Newspaper reporters, who don't need as much equipment, made do with what they could find. Michael Matza, a Boston correspondent for The Philadelphia Inquirer, placed his laptop on top of a red recycling can and typed away on deadline, wolfing down a roll of chocolate chip cookies that he kept in his shoulder bag.

Sitting on a chair among the reeds and staring through a tripod-mounted camera, New York Post photographer Mike Norcia could have been taken for a bird watcher. His telephoto lens, though, was zeroed in on the distant Coast Guard station, in the faint hope that he might catch a body bag being unloaded. ``It's kind of boring,'' he said.

Sat City is so remote that anyone unaware of its existence would be unlikely to stumble across it. But local deli workers and hotel employees for miles around are well aware of the media presence; they've been working overtime to keep journalists fed and sheltered.

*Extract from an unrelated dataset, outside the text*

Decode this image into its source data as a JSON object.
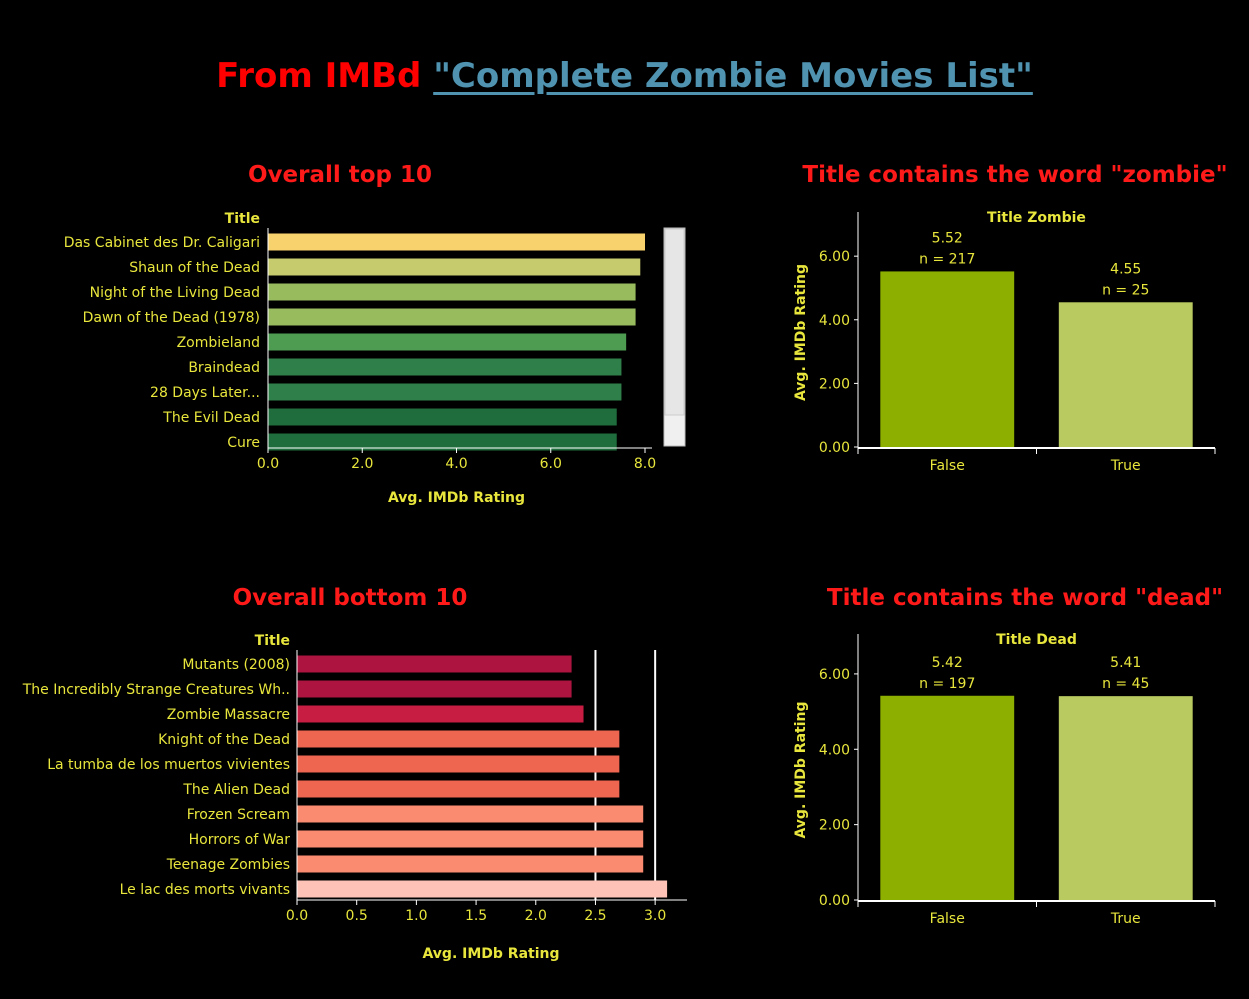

CNN contracted with an East Moriches deli to supply lunch and dinner for 45 staffers daily, and other delis reported nonstop sandwich production.

And competition for lodging was stiff, with a combination of the summer high season and journalists, federal investigators and Red Cross relief teams streaming in at once. Some news organizations rented out private homes.

Patricio Espinoza was not so lucky. The San Antonio, Texas-based correspondent for NBC's Spanish-language news broadcast stayed in three motels in his first week -- one night, the only room he could find came with a jacuzzi and heart-shaped mirrors. In his first days, he spent every spare moment on the cellular phone looking for a bed. ``That is a major priority, because at the end of the day, you want a place to sleep,'' he said.

As the waiting dragged on, the media crews slowly began to dissipate last week.

John Steiger, 70, who lives on Moriches Island Road, rented out some of his rooms to journalists and watched all of them come and go.

It reminded him of a time 51 years ago, when as a teenager he landed on Okinawa ahead of a Marine Corps contingent. ``Have you ever watched a military beachhead being organized?'' he said. ``. . . Chaos and noise but it gets done somehow. That has been the feeling I've gotten here.

``From the very beginning it had that feeling of a staging area for a war,'' he said. ``The intensity, the sounds of trucks constantly rumbling by and helicopters overhead, and then it gets organized, but it's also strange too because you also know very shortly it will be gone; it will disappear, as they move onto the next battle.''

-- Ching-Ching Ni contributed to this story.